Director Luca Guadagnino was bound to premiere his new HBO series, “We Are Who We Are,” a set of coming of age stories in Italy, at Cannes as part of the Director’s Fortnight sidebar.
Paolo Moretti, who heads Directors’ Fortnight, said today that he had been plotting a continuous screening of the eight-hour work in its main Theatre Croisette venue, with a lunch break in the middle.

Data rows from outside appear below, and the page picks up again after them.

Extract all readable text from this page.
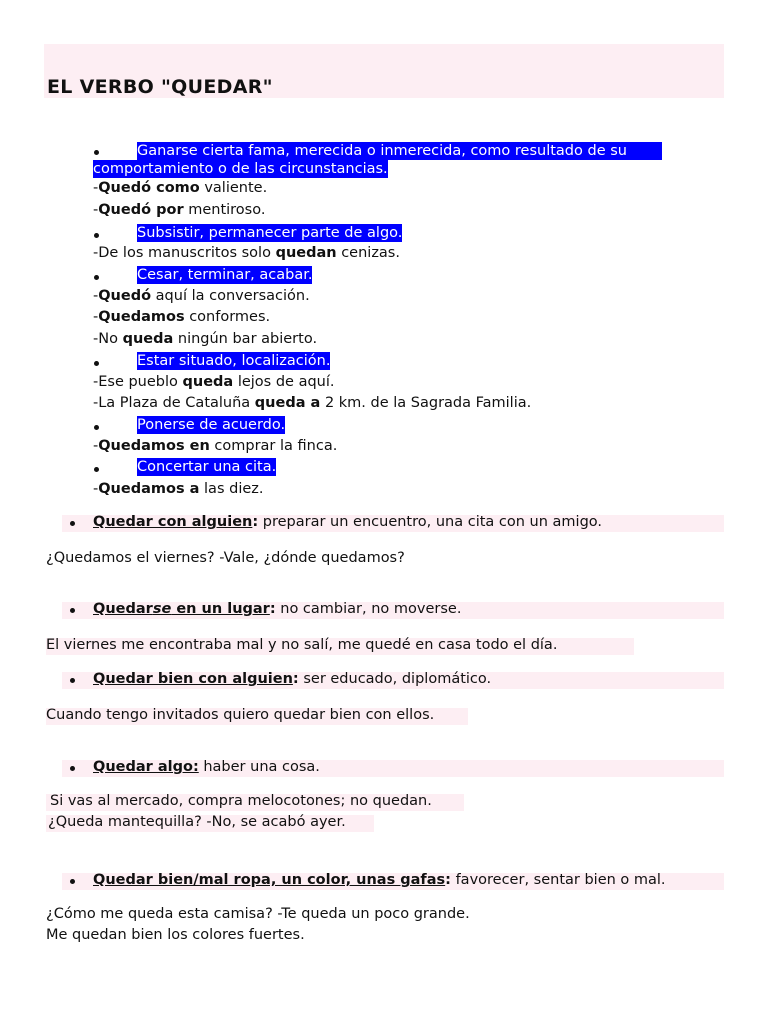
EL VERBO "QUEDAR"
Ganarse cierta fama, merecida o inmerecida, como resultado de su
comportamiento o de las circunstancias.
-Quedó como valiente.
-Quedó por mentiroso.
Subsistir, permanecer parte de algo.
-De los manuscritos solo quedan cenizas.
Cesar, terminar, acabar.
-Quedó aquí la conversación.
-Quedamos conformes.
-No queda ningún bar abierto.
Estar situado, localización.
-Ese pueblo queda lejos de aquí.
-La Plaza de Cataluña queda a 2 km. de la Sagrada Familia.
Ponerse de acuerdo.
-Quedamos en comprar la finca.
Concertar una cita.
-Quedamos a las diez.
Quedar con alguien: preparar un encuentro, una cita con un amigo.
¿Quedamos el viernes? -Vale, ¿dónde quedamos?
Quedarse en un lugar: no cambiar, no moverse.
El viernes me encontraba mal y no salí, me quedé en casa todo el día.
Quedar bien con alguien: ser educado, diplomático.
Cuando tengo invitados quiero quedar bien con ellos.
Quedar algo: haber una cosa.
Si vas al mercado, compra melocotones; no quedan.
¿Queda mantequilla? -No, se acabó ayer.
Quedar bien/mal ropa, un color, unas gafas: favorecer, sentar bien o mal.
¿Cómo me queda esta camisa? -Te queda un poco grande.
Me quedan bien los colores fuertes.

”This is one of our big regrets as it would have been quite something to show an eight-hour film. We saw it as a film and we wanted to bill it as such, even if it will screen as a series. Luca was really excited about this possibility. We’d been working on it since the autumn of 2019. It was a beautiful thing in our minds.”
Regardless, “We Are Who We Are” is arriving this fall on HBO and a teaser for the series was released yesterday. In the short teaser, we get some very Guadagnino-esque visuals, such as the beach, the beautiful Italian coast, as well as two attractive leads, young teens that are the heart and soul of the story.
The cast for the series includes Chloë Sevigny, Kid Cudi, Jack Dylan Grazer, Alice Braga, Spence Moore II, Jordan Kristine Seamon, Faith Alabi, Francesca Scorsese, Ben Taylor, Corey Knight, Tom Mercier, and Sebastiano Pigazzi.
Guadagnino’s last film was “Suspiria,” a change of pace for the director. known mostly for his Summer-set Italian stories (“Call Me By Your Name,” “I Am Love,” “A Bigger Splash”). The horror film wasn’t met too kindly by critics, who seemed turned off by the new direction the filmmaker decided to take in remaking Dario Argento’s ‘70s classic.
“We Are Who We Are” is set to debut on HBO in September.
Here’s the official synopsis:
Jack Dylan Grazer stars as shy and introverted fourteen-year-old Fraser, who moves from New York to a military base in Veneto with his mothers, Sarah (Chloë Sevigny) and Maggie (Alice Braga), who are both in the U.S. Army. Tom Mercier (Jonathan) plays Sarah’s assistant. Jordan Kristine Seamón stars as the seemingly bold and confident Caitlin, who has lived with her family on the base for several years and speaks Italian. Compared to her older brother Danny (Spence Moore II), Caitlin has the closer relationship with their father, Richard (Kid Cudi), and does not communicate well with her mother Jenny (Faith Alabi). Caitlin is the lynchpin of her group of friends, which includes Britney (Francesca Scorsese), an outspoken, witty, sexually uninhibited girl; the cheerful and good-natured Craig (Corey Knight), a soldier in his twenties; Sam (Ben Taylor), Caitlin’s possessive boyfriend, and Craig’s younger brother; Enrico (Sebastiano Pigazzi), a playful eighteen-year-old from Veneto, who has a weak spot for Britney; and Valentina (Beatrice Barichella), an Italian girl.